– Ну, может быть.
– Точно вам говорю. Бюст был. А теперь вот. Мы здесь мальчишками ещё бегали.
– М-м-м-м…
Я подумал, что диалог себя исчерпал. Но не тут-то было:
– А я вот, знаете, что-то как на пенсию вышел, так запил. Да. Я и сейчас, если честно, под мухой. Вы не хотите? У меня есть.
Дедок достал из внутреннего кармана олимпийки чекушку коньяка.
– Нет-нет. Спасибо.
– Не пьёте?
– Нет, почему? Пью. Просто настроение не то.
– А! А вот у меня прям то.
Отвернул крышку, глотнул, поморщился.
– У Высоцкого, помните, было что-то? Помните?
– Высоцкого?
– Да. Как звать?
– Владимир.
– Очень приятно, Володя, а меня Василий Александрович.

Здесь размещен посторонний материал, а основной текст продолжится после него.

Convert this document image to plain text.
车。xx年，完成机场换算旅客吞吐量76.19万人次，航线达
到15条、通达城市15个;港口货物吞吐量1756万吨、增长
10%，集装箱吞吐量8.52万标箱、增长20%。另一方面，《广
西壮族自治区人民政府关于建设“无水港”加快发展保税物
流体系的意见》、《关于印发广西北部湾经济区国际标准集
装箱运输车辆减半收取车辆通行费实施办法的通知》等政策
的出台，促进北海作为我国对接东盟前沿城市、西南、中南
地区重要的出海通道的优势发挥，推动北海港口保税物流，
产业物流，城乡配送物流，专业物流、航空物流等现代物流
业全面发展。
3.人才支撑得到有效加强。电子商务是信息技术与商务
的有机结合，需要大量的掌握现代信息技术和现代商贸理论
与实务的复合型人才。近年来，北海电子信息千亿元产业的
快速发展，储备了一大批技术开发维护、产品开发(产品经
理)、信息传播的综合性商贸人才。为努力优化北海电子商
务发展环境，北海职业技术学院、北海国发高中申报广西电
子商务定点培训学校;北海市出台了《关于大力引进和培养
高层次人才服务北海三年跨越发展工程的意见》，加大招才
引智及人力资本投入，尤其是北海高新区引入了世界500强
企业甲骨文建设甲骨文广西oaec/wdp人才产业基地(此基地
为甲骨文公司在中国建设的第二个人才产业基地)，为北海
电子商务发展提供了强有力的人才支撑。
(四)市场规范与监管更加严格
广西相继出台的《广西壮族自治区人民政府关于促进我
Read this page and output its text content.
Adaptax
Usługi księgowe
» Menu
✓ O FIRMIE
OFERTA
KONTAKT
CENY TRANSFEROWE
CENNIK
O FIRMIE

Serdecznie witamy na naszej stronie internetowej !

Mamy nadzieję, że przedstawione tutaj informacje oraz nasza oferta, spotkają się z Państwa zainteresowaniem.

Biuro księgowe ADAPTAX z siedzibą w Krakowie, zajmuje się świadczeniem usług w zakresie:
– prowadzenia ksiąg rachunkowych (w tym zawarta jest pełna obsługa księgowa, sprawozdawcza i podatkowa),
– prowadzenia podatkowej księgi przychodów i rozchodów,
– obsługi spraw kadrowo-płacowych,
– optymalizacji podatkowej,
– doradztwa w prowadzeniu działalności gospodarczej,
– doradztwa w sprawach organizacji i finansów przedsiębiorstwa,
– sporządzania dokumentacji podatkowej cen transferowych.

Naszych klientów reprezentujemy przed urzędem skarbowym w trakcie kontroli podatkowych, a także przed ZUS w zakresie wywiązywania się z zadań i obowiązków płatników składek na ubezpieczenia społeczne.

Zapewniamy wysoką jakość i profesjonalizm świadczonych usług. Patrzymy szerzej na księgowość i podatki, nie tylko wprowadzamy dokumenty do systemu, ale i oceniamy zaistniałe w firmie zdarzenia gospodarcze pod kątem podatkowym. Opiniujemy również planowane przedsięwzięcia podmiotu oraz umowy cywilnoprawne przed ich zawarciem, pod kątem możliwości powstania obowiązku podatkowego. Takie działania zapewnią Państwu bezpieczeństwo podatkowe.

Блин, ну ладно. Почему нет. Тогда уж Семёнычем бы звал. На работе иногда так кличут. Хрен с ним. Не буду ничего объяснять. Какая разница, в конце концов.
– Да. Жена говорит: вот спортом займись. А я всё за своё. Не знаю. Скучно, что ли. А тут раньше ничего этого не было. Я ленинградец. До войны ещё родился. Как тут всё пережили… Ой… Мать ещё, «почётную блокадницу» ей дали. Да за что вообще?! Она же детей-то своих бросила… Ой… – он то гневно кричал, то снова жалобно ойкал.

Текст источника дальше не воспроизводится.